Kortst is steilst (dag 40)
De dag na m’n marathon staat er een minstens zo’n grote uitdaging op het programma: tempel 66, Unpen-ji.
De dag blijkt álles in zich te hebben van alle etappes die ik tot nog toe heb gelopen: een mooie tempel, een wat tegenvallende tempel, prachtige paden en stukken saaie weg, steile bergpaadjes en verleidingen waar ik niet aan toe wil geven. En oh ja…stempelstress!
Umpen-ji ligt op duizend meter hoogte. Daaraan vooraf gaat tempel 65 Sankaku-ji, die ook al op een heuvel ligt en tempel 67 Daikō-ji, onderaan de berg, is het toetje van vandaag.
Ik laat me door een taxi afzetten op de plek waar ik gisteren de route verliet.

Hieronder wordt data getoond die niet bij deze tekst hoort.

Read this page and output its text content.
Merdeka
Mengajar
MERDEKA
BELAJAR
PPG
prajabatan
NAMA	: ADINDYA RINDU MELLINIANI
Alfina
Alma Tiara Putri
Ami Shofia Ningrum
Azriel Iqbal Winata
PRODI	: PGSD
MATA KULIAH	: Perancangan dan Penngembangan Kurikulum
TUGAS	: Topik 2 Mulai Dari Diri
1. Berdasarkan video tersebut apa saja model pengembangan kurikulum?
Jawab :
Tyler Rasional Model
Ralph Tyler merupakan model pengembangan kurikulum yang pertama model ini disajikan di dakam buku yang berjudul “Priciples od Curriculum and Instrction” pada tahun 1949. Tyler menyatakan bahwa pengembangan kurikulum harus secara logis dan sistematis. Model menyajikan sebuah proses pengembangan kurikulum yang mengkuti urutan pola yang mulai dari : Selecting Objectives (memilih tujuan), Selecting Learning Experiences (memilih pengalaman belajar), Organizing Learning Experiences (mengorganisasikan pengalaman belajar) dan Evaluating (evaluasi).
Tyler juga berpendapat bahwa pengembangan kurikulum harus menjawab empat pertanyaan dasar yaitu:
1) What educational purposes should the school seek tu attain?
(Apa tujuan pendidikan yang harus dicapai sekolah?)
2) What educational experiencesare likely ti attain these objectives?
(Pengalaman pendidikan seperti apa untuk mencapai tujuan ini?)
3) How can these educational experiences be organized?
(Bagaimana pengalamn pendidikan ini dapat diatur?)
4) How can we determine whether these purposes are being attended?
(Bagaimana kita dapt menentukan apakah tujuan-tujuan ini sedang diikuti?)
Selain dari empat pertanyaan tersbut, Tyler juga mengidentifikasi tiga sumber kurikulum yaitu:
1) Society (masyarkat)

Het is de enige ‘smokkelarij’ die ik mezelf af en toe toesta: een afstand niet twee keer afleggen, maar me naar het eindpunt van de vorige dag laten rijden, omdat ik anders wel héél veel kilometers extra loop. Op een dag als vandaag spaar ik m’n krachten liever voor ‘het echte werk’.

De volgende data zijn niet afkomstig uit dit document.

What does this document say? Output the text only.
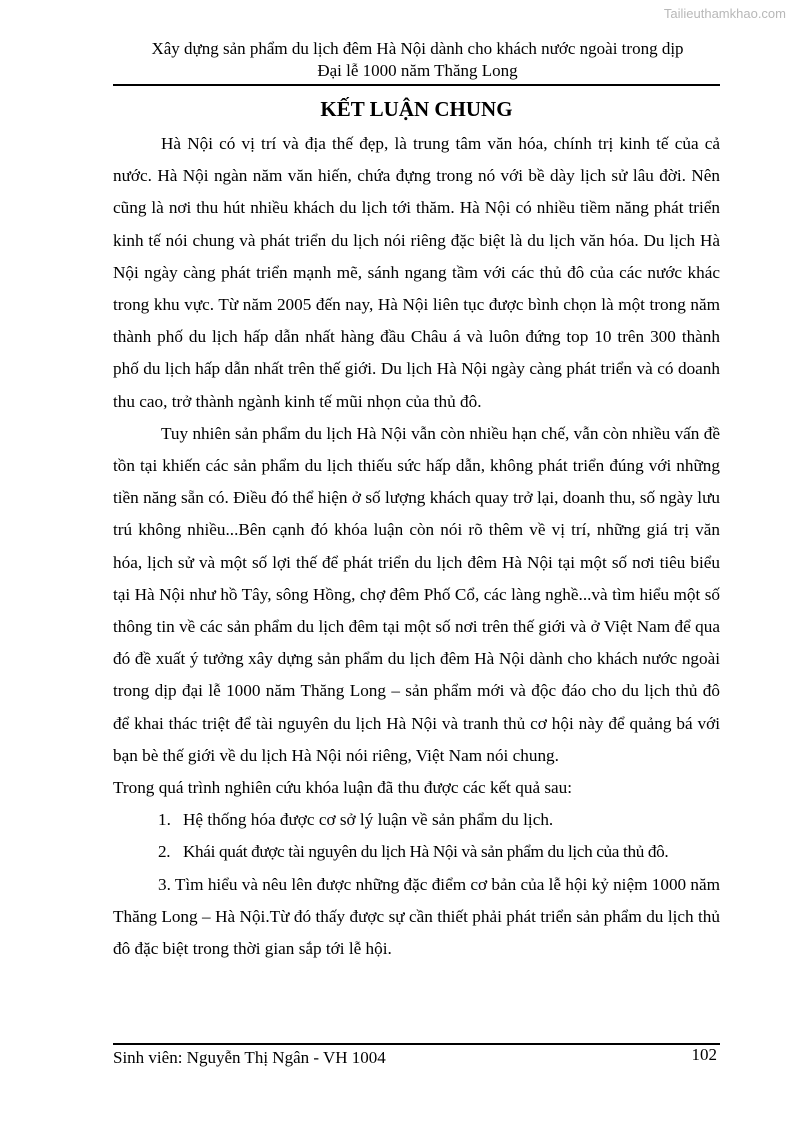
Tailieuthamkhao.com
Xây dựng sản phẩm du lịch đêm Hà Nội dành cho khách nước ngoài trong dịp
Đại lễ 1000 năm Thăng Long
KẾT LUẬN CHUNG

Hà Nội có vị trí và địa thế đẹp, là trung tâm văn hóa, chính trị kinh tế của cả nước. Hà Nội ngàn năm văn hiến, chứa đựng trong nó với bề dày lịch sử lâu đời. Nên cũng là nơi thu hút nhiều khách du lịch tới thăm. Hà Nội có nhiều tiềm năng phát triển kinh tế nói chung và phát triển du lịch nói riêng đặc biệt là du lịch văn hóa. Du lịch Hà Nội ngày càng phát triển mạnh mẽ, sánh ngang tầm với các thủ đô của các nước khác trong khu vực. Từ năm 2005 đến nay, Hà Nội liên tục được bình chọn là một trong năm thành phố du lịch hấp dẫn nhất hàng đầu Châu á và luôn đứng top 10 trên 300 thành phố du lịch hấp dẫn nhất trên thế giới. Du lịch Hà Nội ngày càng phát triển và có doanh thu cao, trở thành ngành kinh tế mũi nhọn của thủ đô.

Tuy nhiên sản phẩm du lịch Hà Nội vẫn còn nhiều hạn chế, vẫn còn nhiều vấn đề tồn tại khiến các sản phẩm du lịch thiếu sức hấp dẫn, không phát triển đúng với những tiền năng sẵn có. Điều đó thể hiện ở số lượng khách quay trở lại, doanh thu, số ngày lưu trú không nhiều...Bên cạnh đó khóa luận còn nói rõ thêm về vị trí, những giá trị văn hóa, lịch sử và một số lợi thế để phát triển du lịch đêm Hà Nội tại một số nơi tiêu biểu tại Hà Nội như hồ Tây, sông Hồng, chợ đêm Phố Cổ, các làng nghề...và tìm hiểu một số thông tin về các sản phẩm du lịch đêm tại một số nơi trên thế giới và ở Việt Nam để qua đó đề xuất ý tưởng xây dựng sản phẩm du lịch đêm Hà Nội dành cho khách nước ngoài trong dịp đại lễ 1000 năm Thăng Long – sản phẩm mới và độc đáo cho du lịch thủ đô để khai thác triệt để tài nguyên du lịch Hà Nội và tranh thủ cơ hội này để quảng bá với bạn bè thế giới về du lịch Hà Nội nói riêng, Việt Nam nói chung.

Trong quá trình nghiên cứu khóa luận đã thu được các kết quả sau:

1. Hệ thống hóa được cơ sở lý luận về sản phẩm du lịch.

2. Khái quát được tài nguyên du lịch Hà Nội và sản phẩm du lịch của thủ đô.

3. Tìm hiểu và nêu lên được những đặc điểm cơ bản của lễ hội kỷ niệm 1000 năm Thăng Long – Hà Nội.Từ đó thấy được sự cần thiết phải phát triển sản phẩm du lịch thủ đô đặc biệt trong thời gian sắp tới lễ hội.

Sinh viên: Nguyễn Thị Ngân - VH 1004	102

Om half acht ‘s ochtends brandt de zon al fel en ik stap vrolijk rinkelend met het berenbelletje aan m’n stok met goede zin door. M’n schoenen zijn inmiddels behoorlijk aan het slijten. Die halen Nederland niet. Ikzelf daarentegen voel me fitter en sterker dan ooit.
De reden dat ik ook deze dag weer tot een zware maak, zit ‘m daarin: ik voel me sterk en wil toch heel graag ook de laatste tempel halen. Volgens m’n planning moet dat lukken, maar ik wil liever wat speling dan stress op het eind.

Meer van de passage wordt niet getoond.